Procès Honotua – L’entreprise voulait “éduquer” l’OPT au câble

    jeudi 4 février 2016

    Pour la troisième journée de procès de l’affaire du câble Honotua, qui s’est déroulée hier au palais de justice de Papeete, l’ancien directeur géneral (DG) de la société Alcatel Submarine Network (ASN) s’est expliqué devant le tribunal correctionnel. Jean Godeluck a déclaré à la barre avoir “consacré 34 ans de ma vie dans le sous-marin” et a indiqué que la société Alcatel avait commencé à étudier le marché polynésien dès 2002, en lançant une étude semblable à celle d’Axiom sur l’accessibilité de la 3G à la Polynésie française. Par ailleurs, il a déclaré qu’Oscar Temaru avait rencontré en 2004 les hauts dirigeants d’Alcatel-Lucent, “le but était de voir comment Alcatel pouvait introduire la 3G en Polynésie française”. Selon l’ancien directeur général de la SAS ASN, c’est à ce moment-là que l’idée des câbles sous-marins a été évoquée.
    L’idée était “d’éduquer” l’OPT aux câbles sous-marins, l’objet était d’apprendre aux gens de l’OPT les règles du sous-marin. En 2005, lorsqu’Oscar Temaru reprend le pouvoir, le projet est relancé. De nouveaux pourparlers entre les deux parties se font et Alcatel conseille et forme l’OPT sur le dossier.
    “J’étais occupé sur d’autres dossiers à l’époque, celui-ci était plus traité par Georges Krebs, mais je validais les grandes décisions”, a poursuivi Jean Godeluck. “J’ai donné mon accord pour les noms des consultants que nous avons proposés à l’OPT”, a-t-il confirmé à la barre. Il justifie ces propositions par le fait qu’à l’époque, aucun appel d’offres n’était lancé et Alcatel ne faisait que conseiller.

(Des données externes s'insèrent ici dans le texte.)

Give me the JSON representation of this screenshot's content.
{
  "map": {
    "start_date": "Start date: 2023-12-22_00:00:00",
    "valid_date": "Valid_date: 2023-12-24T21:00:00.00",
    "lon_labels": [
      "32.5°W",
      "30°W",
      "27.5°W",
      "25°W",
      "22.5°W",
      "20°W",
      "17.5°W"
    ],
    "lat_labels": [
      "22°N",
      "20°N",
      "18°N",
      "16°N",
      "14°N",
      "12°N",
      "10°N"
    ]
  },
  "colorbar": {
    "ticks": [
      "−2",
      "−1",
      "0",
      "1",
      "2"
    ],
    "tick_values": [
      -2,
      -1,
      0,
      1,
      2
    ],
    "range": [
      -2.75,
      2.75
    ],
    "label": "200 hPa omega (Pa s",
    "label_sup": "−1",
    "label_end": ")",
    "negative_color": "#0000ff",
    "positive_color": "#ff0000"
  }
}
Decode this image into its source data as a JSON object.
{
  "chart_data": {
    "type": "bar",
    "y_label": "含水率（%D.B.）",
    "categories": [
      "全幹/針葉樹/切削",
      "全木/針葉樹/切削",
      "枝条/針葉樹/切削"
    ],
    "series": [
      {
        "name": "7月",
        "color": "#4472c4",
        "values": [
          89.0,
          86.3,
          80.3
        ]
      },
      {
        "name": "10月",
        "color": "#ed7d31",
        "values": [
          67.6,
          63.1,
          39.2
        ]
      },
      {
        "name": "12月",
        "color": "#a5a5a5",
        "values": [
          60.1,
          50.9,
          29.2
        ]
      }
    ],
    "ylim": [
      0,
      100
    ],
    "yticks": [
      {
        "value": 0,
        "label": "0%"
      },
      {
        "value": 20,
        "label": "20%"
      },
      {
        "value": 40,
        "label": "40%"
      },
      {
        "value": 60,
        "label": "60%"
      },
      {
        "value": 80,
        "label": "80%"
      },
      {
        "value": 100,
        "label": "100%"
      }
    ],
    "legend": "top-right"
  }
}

Il ajoutera par ailleurs être “venu en Polynésie française que le jour de la signature du contrat”.
    Jean Godeluck a indiqué ne pas connaître M. Savary, mais bien connaître M. Billy qui avait longtemps travaillé au sein de son équipe. Il a ajouté à la barre : “Le monde du sous-marin est un microcosme, tout le monde se connaît et tout le monde a travaillé pour tout le monde.” L’ancien DG admet que des informations ont été échangées en amont, mais avant que le cahier des charges ne soit rédigé et seulement “pour servir le client”. Il a ajouté que “l’échange d’informations est habituel. Si ça avait été une société autre que la nôtre et qu’elle était compétente, cela ne nous aurait pas dérangés outre mesure”, a affirmé le prévenu.  
    Alcatel s’est positionné sur l’appel d’offres après. Le prévenu a à nouveau indiqué que “cela arrive fréquemment que des consultants au début d’un projet finissent par se positionner sur un appel d’offres par la suite. Le client nous utilise comme un système d’apprentissage puis, à un moment, il considère avoir acquis suffisamment de maturité pour lancer un appel d’offres. C’est ce qu’il s’est passé.”

    M.-C.C.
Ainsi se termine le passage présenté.